Любовь неукротимая - Сноу Хизер. Страница 32
Пенелопа наблюдала, как кузина укладывала подушки за спиной, чтобы устроиться удобнее. У нее уже немалый срок, и с недели на неделю в ее жизни появится новое счастье. Ах, как же и Пен хотела детей.
Подумав о малышах, она вспомнила о мисс Иден.
– Ты просто беседовала с мисс Иден или уже предложила ей работу?
Лилиан смерила кузину странным взглядом.
– Можно считать, предложила. Очень нелегко определиться. Шарлотта еще мала, но развита не по годам. А мне как раз нужна помощница, которая сможет управиться и с младенцем, и с моей двухлетней непоседой. Мне кажется, мисс Иден идеально подходит. А почему ты спрашиваешь?
Пенелопа смутилась. Она не хотела лишать человека работы, но что-то в этой незнакомке настораживало ее.

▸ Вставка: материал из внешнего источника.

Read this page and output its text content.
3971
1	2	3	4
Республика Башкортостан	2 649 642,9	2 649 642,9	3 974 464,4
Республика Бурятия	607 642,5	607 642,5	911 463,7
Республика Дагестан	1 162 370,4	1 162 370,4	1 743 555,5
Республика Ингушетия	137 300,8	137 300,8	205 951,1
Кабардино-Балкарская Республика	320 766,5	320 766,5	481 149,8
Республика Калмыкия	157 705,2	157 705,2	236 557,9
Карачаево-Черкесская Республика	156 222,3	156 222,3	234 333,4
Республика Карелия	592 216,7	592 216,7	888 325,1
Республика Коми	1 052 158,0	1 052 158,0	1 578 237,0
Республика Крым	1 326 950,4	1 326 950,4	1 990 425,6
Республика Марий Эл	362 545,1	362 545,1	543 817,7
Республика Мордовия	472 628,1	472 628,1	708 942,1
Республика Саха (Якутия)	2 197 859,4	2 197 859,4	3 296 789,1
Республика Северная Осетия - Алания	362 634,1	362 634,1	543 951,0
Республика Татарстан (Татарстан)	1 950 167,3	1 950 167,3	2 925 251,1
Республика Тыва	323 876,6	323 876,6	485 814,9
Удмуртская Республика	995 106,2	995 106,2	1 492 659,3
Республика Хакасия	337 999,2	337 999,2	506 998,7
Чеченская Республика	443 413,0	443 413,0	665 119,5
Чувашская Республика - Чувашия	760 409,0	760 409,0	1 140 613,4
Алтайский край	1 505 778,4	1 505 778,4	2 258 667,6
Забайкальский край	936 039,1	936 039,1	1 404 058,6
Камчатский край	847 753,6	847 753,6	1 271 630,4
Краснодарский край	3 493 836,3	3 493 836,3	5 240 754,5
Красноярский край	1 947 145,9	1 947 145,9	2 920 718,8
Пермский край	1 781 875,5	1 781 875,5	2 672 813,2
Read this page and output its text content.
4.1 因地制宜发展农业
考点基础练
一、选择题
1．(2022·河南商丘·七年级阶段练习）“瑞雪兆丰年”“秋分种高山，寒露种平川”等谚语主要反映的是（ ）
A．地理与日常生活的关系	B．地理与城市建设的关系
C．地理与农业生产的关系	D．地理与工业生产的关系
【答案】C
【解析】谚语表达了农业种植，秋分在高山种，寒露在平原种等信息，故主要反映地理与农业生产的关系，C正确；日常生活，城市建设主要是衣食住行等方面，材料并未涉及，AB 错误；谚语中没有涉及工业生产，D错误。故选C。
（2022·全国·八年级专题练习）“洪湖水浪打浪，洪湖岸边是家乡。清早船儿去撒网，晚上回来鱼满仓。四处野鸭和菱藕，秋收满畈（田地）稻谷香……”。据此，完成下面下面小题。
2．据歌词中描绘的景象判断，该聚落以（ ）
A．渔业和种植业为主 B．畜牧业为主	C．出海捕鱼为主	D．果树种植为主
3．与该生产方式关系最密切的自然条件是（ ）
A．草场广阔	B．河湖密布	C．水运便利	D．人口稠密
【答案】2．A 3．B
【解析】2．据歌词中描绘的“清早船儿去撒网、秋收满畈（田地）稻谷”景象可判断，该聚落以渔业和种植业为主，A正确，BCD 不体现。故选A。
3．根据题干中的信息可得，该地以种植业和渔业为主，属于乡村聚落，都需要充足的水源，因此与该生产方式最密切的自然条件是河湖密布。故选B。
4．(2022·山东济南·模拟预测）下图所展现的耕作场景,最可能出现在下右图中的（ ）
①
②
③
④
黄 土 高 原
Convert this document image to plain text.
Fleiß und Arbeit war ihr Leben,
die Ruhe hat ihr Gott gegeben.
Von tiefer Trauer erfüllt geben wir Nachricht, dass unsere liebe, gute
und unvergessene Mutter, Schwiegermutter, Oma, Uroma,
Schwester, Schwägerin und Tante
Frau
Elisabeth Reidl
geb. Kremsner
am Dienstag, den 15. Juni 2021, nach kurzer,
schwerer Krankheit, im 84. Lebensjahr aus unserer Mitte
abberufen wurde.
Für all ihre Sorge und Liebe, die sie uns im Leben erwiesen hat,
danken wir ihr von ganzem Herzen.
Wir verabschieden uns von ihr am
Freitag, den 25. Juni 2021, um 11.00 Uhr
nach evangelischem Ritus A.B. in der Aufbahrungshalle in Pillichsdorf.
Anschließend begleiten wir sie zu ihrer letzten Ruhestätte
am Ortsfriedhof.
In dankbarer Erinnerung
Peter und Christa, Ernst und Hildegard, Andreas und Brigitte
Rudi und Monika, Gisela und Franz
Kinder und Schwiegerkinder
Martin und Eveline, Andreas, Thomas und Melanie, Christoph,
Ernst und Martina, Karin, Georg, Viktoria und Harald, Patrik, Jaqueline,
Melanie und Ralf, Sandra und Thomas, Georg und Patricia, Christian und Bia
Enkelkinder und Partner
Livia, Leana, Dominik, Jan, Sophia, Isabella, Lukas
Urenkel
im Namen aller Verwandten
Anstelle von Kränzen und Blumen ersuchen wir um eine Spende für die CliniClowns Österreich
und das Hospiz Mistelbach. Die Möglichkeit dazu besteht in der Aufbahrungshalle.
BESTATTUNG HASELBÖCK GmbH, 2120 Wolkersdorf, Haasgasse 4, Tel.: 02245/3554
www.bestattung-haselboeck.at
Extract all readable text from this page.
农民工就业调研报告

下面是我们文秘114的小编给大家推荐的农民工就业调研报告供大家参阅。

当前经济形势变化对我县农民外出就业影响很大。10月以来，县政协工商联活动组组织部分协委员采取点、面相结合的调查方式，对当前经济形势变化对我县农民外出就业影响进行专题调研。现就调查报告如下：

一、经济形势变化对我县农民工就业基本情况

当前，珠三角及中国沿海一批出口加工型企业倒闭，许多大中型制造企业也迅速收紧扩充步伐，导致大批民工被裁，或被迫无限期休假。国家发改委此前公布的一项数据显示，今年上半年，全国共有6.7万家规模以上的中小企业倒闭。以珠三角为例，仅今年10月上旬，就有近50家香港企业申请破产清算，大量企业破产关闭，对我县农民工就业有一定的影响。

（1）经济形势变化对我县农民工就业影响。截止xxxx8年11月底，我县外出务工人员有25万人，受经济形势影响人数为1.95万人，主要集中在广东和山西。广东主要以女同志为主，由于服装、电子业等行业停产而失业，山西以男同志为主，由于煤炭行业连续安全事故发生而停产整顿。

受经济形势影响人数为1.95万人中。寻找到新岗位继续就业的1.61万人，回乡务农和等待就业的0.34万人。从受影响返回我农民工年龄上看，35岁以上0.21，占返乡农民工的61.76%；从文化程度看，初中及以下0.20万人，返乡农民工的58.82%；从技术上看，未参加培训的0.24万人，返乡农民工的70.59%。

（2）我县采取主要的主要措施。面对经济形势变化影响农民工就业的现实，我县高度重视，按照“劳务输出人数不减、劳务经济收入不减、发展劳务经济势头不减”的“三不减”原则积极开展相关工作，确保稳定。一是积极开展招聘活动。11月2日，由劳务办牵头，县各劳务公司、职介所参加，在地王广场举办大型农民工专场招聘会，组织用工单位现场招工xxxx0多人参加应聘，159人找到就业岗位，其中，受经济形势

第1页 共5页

– Мне она не понравилась. Но я не могу объяснить почему. Просто в ее присутствии мне стало как-то не по себе.
– У нее отличные рекомендации, – нахмурившись, сказала Лилиан.
– Может, мое предчувствие вовсе ничего не значит. – Пен пожала плечами. Прежде она всегда доверяла интуиции, однако после всех ошибок, которые допустила в отношениях с Майклом, много раз переспрашивала себя, прежде чем принять решение. Но Лилиан выглядела озадаченной.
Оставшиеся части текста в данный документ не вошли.